The Exorcism of Race

Rastafari has significance around the world, due in part to the name itself, Ras Tafari, reflecting the King, His Imperial Majesty Haile Selassie. Bongo Bob Marley must be added to the list as he popularized, revitalized and secularized this mission in Jamaica and around the world with new influence. The basic tenet of the foundational Nyahbingi Order as Tafari (2000) is “Death to Black, Brown, Yellow, Red, and White Downpressor “, a motto that applies to imperialists and colonialist oppressors regardless of race, effectively exorcising race. Others have also made testament to Rastafari’s stance (Chevannes, 2003; Forsythe, 2003). To build nations today we must exorcise race as the social construction it has perpetuated. Mankind is a diverse being. Every man has a history.

Racism and ethnocentrism are packaged as they and we. Racial ideologies are both cognitive and binary. Body norms, handsome vs ugly; hair quality, fine vs coarse; nose shape, wide vs straight, narrow, flat; lip size and so on. Moral character is another attribute evaluated. The values of Rastafari to simply admire oneself, publicly abuse European cultural icons and torment European identity. Rastafari creativity and beauty standards seek no help or knowledge from Europe. All mankind is beautiful. Like most in the Caribbean, Jamaica’s majority African population—largely uneducated—revered Africa as the homeland of their forefathers, while the educated held England as The Mother country; France in the Francophone world and Spain and the Pope in the Spanish Caribbean.

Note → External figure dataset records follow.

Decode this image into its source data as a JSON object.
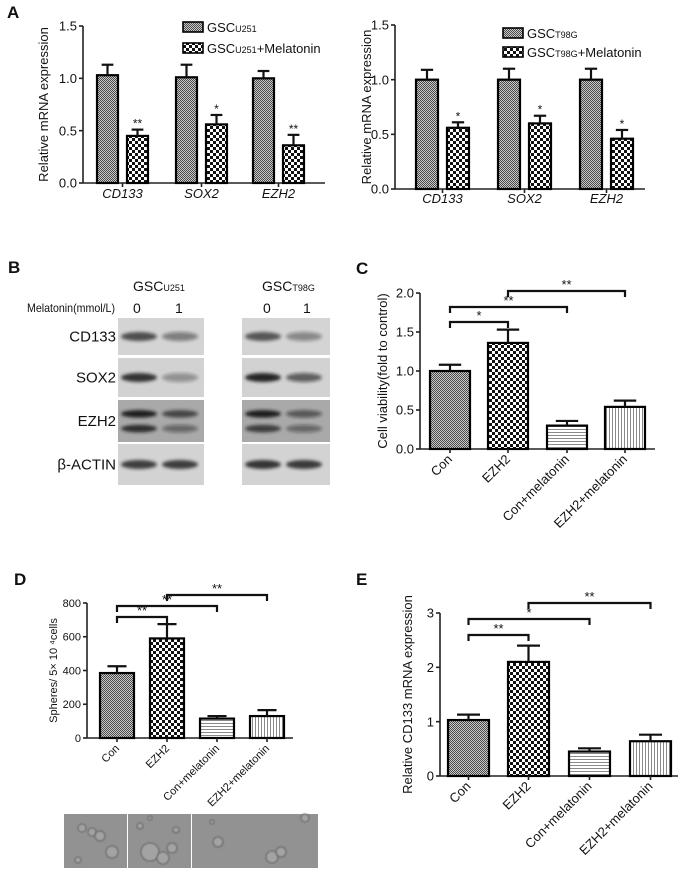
{
  "panel_labels": {
    "A": "A",
    "B": "B",
    "C": "C",
    "D": "D",
    "E": "E"
  },
  "chart_data": [
    {
      "id": "A_left",
      "panel": "A",
      "type": "bar",
      "title": "",
      "xlabel": "",
      "ylabel": "Relative mRNA expression",
      "ylim": [
        0,
        1.5
      ],
      "yticks": [
        "0.0",
        "0.5",
        "1.0",
        "1.5"
      ],
      "categories": [
        "CD133",
        "SOX2",
        "EZH2"
      ],
      "legend_position": "top-right",
      "series": [
        {
          "name": "GSC",
          "subscript": "U251",
          "suffix": "",
          "pattern": "grey-dots",
          "values": [
            1.03,
            1.01,
            1.0
          ],
          "errors": [
            0.1,
            0.12,
            0.07
          ]
        },
        {
          "name": "GSC",
          "subscript": "U251",
          "suffix": "+Melatonin",
          "pattern": "checker",
          "values": [
            0.45,
            0.56,
            0.36
          ],
          "errors": [
            0.06,
            0.09,
            0.1
          ],
          "significance": [
            "**",
            "*",
            "**"
          ]
        }
      ]
    },
    {
      "id": "A_right",
      "panel": "A",
      "type": "bar",
      "title": "",
      "xlabel": "",
      "ylabel": "Relative mRNA expression",
      "ylim": [
        0,
        1.5
      ],
      "yticks": [
        "0.0",
        "0.5",
        "1.0",
        "1.5"
      ],
      "categories": [
        "CD133",
        "SOX2",
        "EZH2"
      ],
      "legend_position": "top-right",
      "series": [
        {
          "name": "GSC",
          "subscript": "T98G",
          "suffix": "",
          "pattern": "grey-dots",
          "values": [
            1.0,
            1.0,
            1.0
          ],
          "errors": [
            0.09,
            0.1,
            0.1
          ]
        },
        {
          "name": "GSC",
          "subscript": "T98G",
          "suffix": "+Melatonin",
          "pattern": "checker",
          "values": [
            0.56,
            0.6,
            0.46
          ],
          "errors": [
            0.05,
            0.07,
            0.08
          ],
          "significance": [
            "*",
            "*",
            "*"
          ]
        }
      ]
    },
    {
      "id": "C",
      "panel": "C",
      "type": "bar",
      "title": "",
      "xlabel": "",
      "ylabel": "Cell viability(fold to control)",
      "ylim": [
        0,
        2.0
      ],
      "yticks": [
        "0.0",
        "0.5",
        "1.0",
        "1.5",
        "2.0"
      ],
      "categories": [
        "Con",
        "EZH2",
        "Con+melatonin",
        "EZH2+melatonin"
      ],
      "values": [
        1.0,
        1.36,
        0.3,
        0.54
      ],
      "errors": [
        0.08,
        0.17,
        0.06,
        0.08
      ],
      "patterns": [
        "grey-dots",
        "checker",
        "hlines",
        "vlines"
      ],
      "comparisons": [
        {
          "from": 0,
          "to": 1,
          "label": "*"
        },
        {
          "from": 0,
          "to": 2,
          "label": "**"
        },
        {
          "from": 1,
          "to": 3,
          "label": "**"
        }
      ]
    },
    {
      "id": "D",
      "panel": "D",
      "type": "bar",
      "title": "",
      "xlabel": "",
      "ylabel": "Spheres/ 5× 10 ⁴cells",
      "ylim": [
        0,
        800
      ],
      "yticks": [
        "0",
        "200",
        "400",
        "600",
        "800"
      ],
      "categories": [
        "Con",
        "EZH2",
        "Con+melatonin",
        "EZH2+melatonin"
      ],
      "values": [
        385,
        590,
        115,
        130
      ],
      "errors": [
        40,
        85,
        15,
        35
      ],
      "patterns": [
        "grey-dots",
        "checker",
        "hlines",
        "vlines"
      ],
      "comparisons": [
        {
          "from": 0,
          "to": 1,
          "label": "**"
        },
        {
          "from": 0,
          "to": 2,
          "label": "**"
        },
        {
          "from": 1,
          "to": 3,
          "label": "**"
        }
      ]
    },
    {
      "id": "E",
      "panel": "E",
      "type": "bar",
      "title": "",
      "xlabel": "",
      "ylabel": "Relative CD133 mRNA expression",
      "ylim": [
        0,
        3
      ],
      "yticks": [
        "0",
        "1",
        "2",
        "3"
      ],
      "categories": [
        "Con",
        "EZH2",
        "Con+melatonin",
        "EZH2+melatonin"
      ],
      "values": [
        1.03,
        2.1,
        0.45,
        0.64
      ],
      "errors": [
        0.1,
        0.3,
        0.06,
        0.12
      ],
      "patterns": [
        "grey-dots",
        "checker",
        "hlines",
        "vlines"
      ],
      "comparisons": [
        {
          "from": 0,
          "to": 1,
          "label": "**"
        },
        {
          "from": 0,
          "to": 2,
          "label": "*"
        },
        {
          "from": 1,
          "to": 3,
          "label": "**"
        }
      ]
    }
  ],
  "western_blot": {
    "treatment_label": "Melatonin(mmol/L)",
    "groups": [
      {
        "name": "GSC",
        "subscript": "U251",
        "doses": [
          "0",
          "1"
        ]
      },
      {
        "name": "GSC",
        "subscript": "T98G",
        "doses": [
          "0",
          "1"
        ]
      }
    ],
    "rows": [
      {
        "label": "CD133",
        "background": "#d4d4d4",
        "bands": [
          [
            [
              0.72
            ],
            [
              0.45
            ]
          ],
          [
            [
              0.68
            ],
            [
              0.4
            ]
          ]
        ]
      },
      {
        "label": "SOX2",
        "background": "#d2d2d2",
        "bands": [
          [
            [
              0.85
            ],
            [
              0.35
            ]
          ],
          [
            [
              0.92
            ],
            [
              0.6
            ]
          ]
        ]
      },
      {
        "label": "EZH2",
        "background": "#a9a9a9",
        "bands": [
          [
            [
              0.95,
              0.85
            ],
            [
              0.7,
              0.45
            ]
          ],
          [
            [
              0.95,
              0.75
            ],
            [
              0.55,
              0.45
            ]
          ]
        ]
      },
      {
        "label": "β-ACTIN",
        "background": "#d3d3d3",
        "bands": [
          [
            [
              0.8
            ],
            [
              0.8
            ]
          ],
          [
            [
              0.85
            ],
            [
              0.82
            ]
          ]
        ]
      }
    ]
  },
  "micrographs": {
    "count": 4
  }
}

Chevannes (2000) grouped several categories to make his claim for Rastafari’s capacity to exorcise race as a factor in Jamaican society. First, the Nazarite vow as set in the Book of Leviticus; second, the commitment to cultivate the head and facial hair, of the Knotty, Kinky Kongo-I or Dreadlocks. Finally, the extension of the concept of God as I, (the linguistic transformations in speech and music, including the concept of InI).

Rastafari is dynamic, but these three points are most offensive to the status quo and to the exorcism of race. Africans are considered bad, ugly with their knotty Dread locks, their language modification (overstand vs understand) and maintaining patois (considered ignorant by the middle class), yet the poetic art of speech continues, being continuously invented, re-invented, and created through the assemblage of music, dance, prayers and spirits. The self-atonement of man as God is powerful, refining the attributes Europeans and colonists assess as ignorance, ugliness and evilness as beautiful expressions of love, beauty, divinity.

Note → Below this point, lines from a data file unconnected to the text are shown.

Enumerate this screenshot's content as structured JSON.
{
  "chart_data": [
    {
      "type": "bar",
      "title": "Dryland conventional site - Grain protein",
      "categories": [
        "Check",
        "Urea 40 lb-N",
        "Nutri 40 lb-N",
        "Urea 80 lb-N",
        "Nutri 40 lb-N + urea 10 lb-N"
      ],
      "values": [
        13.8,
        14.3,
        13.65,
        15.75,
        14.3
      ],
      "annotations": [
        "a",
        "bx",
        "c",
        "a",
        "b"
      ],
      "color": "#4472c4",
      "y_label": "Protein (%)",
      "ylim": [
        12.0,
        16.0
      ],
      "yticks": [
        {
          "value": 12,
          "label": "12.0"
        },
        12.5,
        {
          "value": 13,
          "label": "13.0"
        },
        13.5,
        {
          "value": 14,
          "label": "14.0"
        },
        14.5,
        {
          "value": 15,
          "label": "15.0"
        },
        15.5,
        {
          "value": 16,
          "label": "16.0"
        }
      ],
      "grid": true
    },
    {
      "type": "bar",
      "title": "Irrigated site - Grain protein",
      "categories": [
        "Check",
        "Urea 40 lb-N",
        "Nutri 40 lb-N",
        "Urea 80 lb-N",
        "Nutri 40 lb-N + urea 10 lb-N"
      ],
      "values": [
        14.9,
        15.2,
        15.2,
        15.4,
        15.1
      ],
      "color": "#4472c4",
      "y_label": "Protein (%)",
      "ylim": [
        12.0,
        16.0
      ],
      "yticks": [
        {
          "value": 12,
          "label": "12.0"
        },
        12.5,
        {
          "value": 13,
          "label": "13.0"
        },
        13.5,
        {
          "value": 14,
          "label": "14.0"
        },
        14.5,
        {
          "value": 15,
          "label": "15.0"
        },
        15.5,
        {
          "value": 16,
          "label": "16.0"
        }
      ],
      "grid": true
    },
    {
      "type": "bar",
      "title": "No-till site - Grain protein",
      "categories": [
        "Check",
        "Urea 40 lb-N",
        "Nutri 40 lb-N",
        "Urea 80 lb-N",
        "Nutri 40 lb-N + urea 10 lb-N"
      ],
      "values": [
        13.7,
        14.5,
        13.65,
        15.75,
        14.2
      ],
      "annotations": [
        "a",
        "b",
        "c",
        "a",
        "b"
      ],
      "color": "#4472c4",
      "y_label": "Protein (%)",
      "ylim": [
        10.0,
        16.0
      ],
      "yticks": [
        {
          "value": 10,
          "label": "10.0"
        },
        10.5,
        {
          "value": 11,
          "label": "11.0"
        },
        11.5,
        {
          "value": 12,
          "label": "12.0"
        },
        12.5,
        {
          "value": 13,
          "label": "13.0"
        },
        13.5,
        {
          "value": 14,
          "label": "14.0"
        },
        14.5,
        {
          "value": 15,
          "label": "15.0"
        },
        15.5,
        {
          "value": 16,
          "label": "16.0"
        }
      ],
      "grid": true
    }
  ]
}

Physically fit, Rastafari have a vitality of mind, a wonderful sense of humor, and depth as Walter Rodney described Kingston men in Jamaica in The Groundings with my Brothers, affirmation of their blackness, affirmation of their self worth, without having to be racist against anyone at all. One must love the self. Again and again it starts with the I. Lukumi, you are InI. AFRIKIN, you are I, a kindred; Diaspora, you are I; Rastafari, you are the I, (Selassie -I). Loving the self hurts those that need imitators the most. To build nations today, this is where we must start.